The academics led by Prof. Chetan Bhatt and Gautam Appa of the London School of Economics issued the open letter in the United Kingdom’s Left-leaning 'Independent' newspaper.
"As the people of India vote to elect their next government, we are deeply concerned at the implications of a Narendra Modi-led BJP government for democracy, pluralism and human rights in India," the letter said targeting the Bharatiya Janata Party’s prime ministerial candidate.
"Modi is embedded in the Hindu Nationalist movement, namely the Rashtriya Swayamsevak Sangh and other Sangh Parivar groups, with their history of inciting violence against minorities. Some of these groups stand accused in recent terrorist attacks against civilians," the letter titled "The idea of Modi in power fills us with dread" reads.
The letter followed a similar open letter by Indian-origin author Salman Rushdie and artist Anish Kapoor among others in the 'Guardian' earlier this month.
The letter in 'Independent' published reads: "There is widespread agreement about the authoritarian nature of Modi’s rule in Gujarat, further evidenced by the recent sidelining of other senior figures within the BJP. This style of governance can only weaken Indian democracy."
"Additionally, the Modi-BJP model of economic growth involves close linking of government with big business, generous transfer of public resources to the wealthy and powerful, and measures harmful to the poor.

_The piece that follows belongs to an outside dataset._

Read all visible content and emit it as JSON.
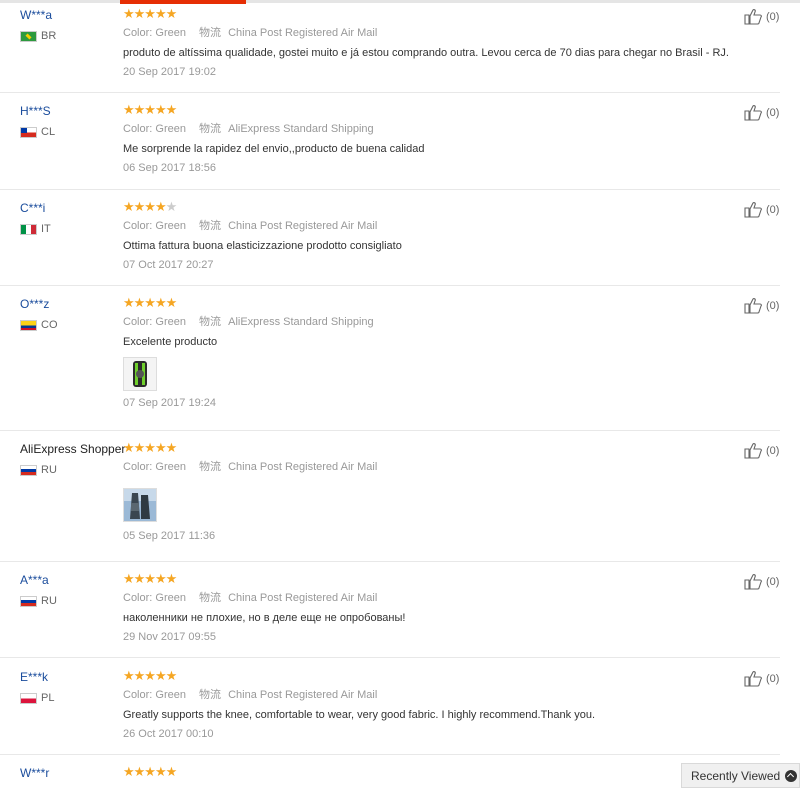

A Modi victory would likely mean greater moral policing, especially of women, increased censorship and vigilantism, and more tensions with India’s neighbours," the letter reads. The academics represent some of the leading British educational establishments, including Oxford University’s professor Nandini Gooptu and professor Joya Chatterji from Cambridge University.
Like most of the other columns in the British media, the letter refers to the Godhra riots as proof of sectarianism in Gujarat under Modi, who has been the chief minister of the western state for 13 years.
"We recall the extreme violence by the Hindu Right in Gujarat in 2002 which resulted in the deaths of at least 1,000 people, mostly Muslims. This violence occurred under Modi’s rule, and senior government and police officials have provided testimony of his alleged role in encouraging or permitting it to occur," the letter says.